The first state to effectively legalize medical cannabis was California in 1996, when voters approved Proposition 215 by a 56–44 margin. Several states followed with successful ballot initiatives in 1998, and in 2000 Hawaii became the first to legalize through an act of state legislature. By 2016, legalization of medical cannabis had spread to a majority of states.
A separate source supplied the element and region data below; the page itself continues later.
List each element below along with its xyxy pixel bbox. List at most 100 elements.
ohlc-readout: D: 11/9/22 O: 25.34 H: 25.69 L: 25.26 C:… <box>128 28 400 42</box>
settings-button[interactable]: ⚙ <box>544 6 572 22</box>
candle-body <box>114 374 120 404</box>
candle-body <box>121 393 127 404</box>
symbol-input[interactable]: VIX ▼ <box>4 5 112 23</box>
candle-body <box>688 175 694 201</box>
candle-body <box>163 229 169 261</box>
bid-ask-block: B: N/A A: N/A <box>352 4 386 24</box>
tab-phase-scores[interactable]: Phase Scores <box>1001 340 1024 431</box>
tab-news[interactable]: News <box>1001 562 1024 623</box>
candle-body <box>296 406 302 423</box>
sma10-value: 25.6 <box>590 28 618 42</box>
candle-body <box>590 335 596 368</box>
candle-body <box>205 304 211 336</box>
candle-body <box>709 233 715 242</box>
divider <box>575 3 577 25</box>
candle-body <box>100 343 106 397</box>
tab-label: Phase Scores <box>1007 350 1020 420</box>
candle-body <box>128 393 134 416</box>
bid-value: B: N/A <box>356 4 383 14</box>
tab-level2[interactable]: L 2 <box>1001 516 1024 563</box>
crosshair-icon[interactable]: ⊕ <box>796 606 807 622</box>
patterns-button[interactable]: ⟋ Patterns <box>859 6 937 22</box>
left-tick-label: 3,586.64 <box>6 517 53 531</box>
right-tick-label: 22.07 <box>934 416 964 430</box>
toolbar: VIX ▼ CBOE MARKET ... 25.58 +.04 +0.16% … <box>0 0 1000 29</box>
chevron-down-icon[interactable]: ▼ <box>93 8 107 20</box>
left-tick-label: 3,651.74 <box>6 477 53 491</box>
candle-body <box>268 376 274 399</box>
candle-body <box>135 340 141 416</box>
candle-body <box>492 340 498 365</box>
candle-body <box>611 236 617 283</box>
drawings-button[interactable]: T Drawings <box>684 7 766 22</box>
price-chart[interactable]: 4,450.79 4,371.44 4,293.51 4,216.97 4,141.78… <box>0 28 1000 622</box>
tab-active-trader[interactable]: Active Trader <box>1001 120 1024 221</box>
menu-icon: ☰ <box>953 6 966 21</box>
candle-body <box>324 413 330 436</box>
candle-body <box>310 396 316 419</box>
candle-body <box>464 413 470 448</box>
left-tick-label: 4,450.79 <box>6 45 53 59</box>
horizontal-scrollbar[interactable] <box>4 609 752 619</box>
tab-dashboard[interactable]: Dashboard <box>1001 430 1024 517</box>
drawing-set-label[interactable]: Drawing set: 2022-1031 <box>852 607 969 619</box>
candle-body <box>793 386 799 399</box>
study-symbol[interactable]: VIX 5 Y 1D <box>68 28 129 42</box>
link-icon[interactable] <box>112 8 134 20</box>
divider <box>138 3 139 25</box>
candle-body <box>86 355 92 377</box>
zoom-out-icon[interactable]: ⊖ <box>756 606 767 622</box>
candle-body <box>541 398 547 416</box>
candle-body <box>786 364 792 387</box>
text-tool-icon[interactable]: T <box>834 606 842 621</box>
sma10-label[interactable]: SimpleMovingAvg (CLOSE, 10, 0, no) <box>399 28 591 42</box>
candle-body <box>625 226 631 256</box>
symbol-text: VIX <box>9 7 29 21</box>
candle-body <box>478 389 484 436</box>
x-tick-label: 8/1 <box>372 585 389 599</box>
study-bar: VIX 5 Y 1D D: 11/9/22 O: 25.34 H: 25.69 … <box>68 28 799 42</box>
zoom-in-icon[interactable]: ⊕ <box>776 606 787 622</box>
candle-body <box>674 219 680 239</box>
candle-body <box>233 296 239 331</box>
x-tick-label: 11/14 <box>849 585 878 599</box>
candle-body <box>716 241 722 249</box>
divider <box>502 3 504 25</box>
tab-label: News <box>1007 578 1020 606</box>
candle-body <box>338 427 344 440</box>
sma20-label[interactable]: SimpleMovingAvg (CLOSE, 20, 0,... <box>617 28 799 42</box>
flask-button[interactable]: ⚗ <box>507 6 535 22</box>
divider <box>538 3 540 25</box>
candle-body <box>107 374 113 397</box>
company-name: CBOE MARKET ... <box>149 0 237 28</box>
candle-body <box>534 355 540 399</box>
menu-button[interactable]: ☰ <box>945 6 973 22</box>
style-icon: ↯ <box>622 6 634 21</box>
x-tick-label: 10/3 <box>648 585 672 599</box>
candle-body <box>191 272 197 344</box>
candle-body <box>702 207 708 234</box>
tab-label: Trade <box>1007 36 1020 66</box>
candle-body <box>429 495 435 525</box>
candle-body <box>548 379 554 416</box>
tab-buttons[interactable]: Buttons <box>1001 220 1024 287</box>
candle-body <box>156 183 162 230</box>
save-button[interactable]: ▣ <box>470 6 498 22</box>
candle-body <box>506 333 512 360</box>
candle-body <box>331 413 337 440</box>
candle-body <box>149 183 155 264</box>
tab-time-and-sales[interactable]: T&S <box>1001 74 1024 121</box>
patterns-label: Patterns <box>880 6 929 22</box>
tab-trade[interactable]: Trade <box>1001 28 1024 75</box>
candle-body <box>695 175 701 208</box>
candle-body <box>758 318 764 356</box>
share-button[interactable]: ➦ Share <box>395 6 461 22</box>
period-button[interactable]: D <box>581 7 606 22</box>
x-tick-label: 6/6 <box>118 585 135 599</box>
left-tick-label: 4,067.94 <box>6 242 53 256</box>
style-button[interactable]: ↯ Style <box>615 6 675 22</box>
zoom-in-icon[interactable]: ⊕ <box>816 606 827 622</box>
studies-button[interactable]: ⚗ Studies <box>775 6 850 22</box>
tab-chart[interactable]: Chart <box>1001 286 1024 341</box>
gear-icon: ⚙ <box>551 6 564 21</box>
At the federal level, cannabis remains a prohibited substance by way of the Controlled Substances Act of 1970. Under the CSA, the Drug Enforcement Administration classifies cannabis as a Schedule I drug, determined to have a high potential for abuse and no accepted medical use – thereby prohibiting its use for any purpose. The Justice Department has enforced this policy through various means, including criminal prosecutions, civil asset forfeiture, and paramilitary-style raids targeting medical cannabis providers, and various penalties threatened or initiated against other individuals involved in state-legal medical cannabis activities (doctors, landlords, state officials and employees). In December 2014, however, the Rohrabacher–Farr amendment was signed into law, prohibiting the Justice Department from spending funds to interfere with the implementation of state medical cannabis laws.
Public support for allowing the medical use of cannabis has remained strong since Gallup first polled the subject in 1999, finding 73% in favor. An April 2021 Pew poll found national support at 91%.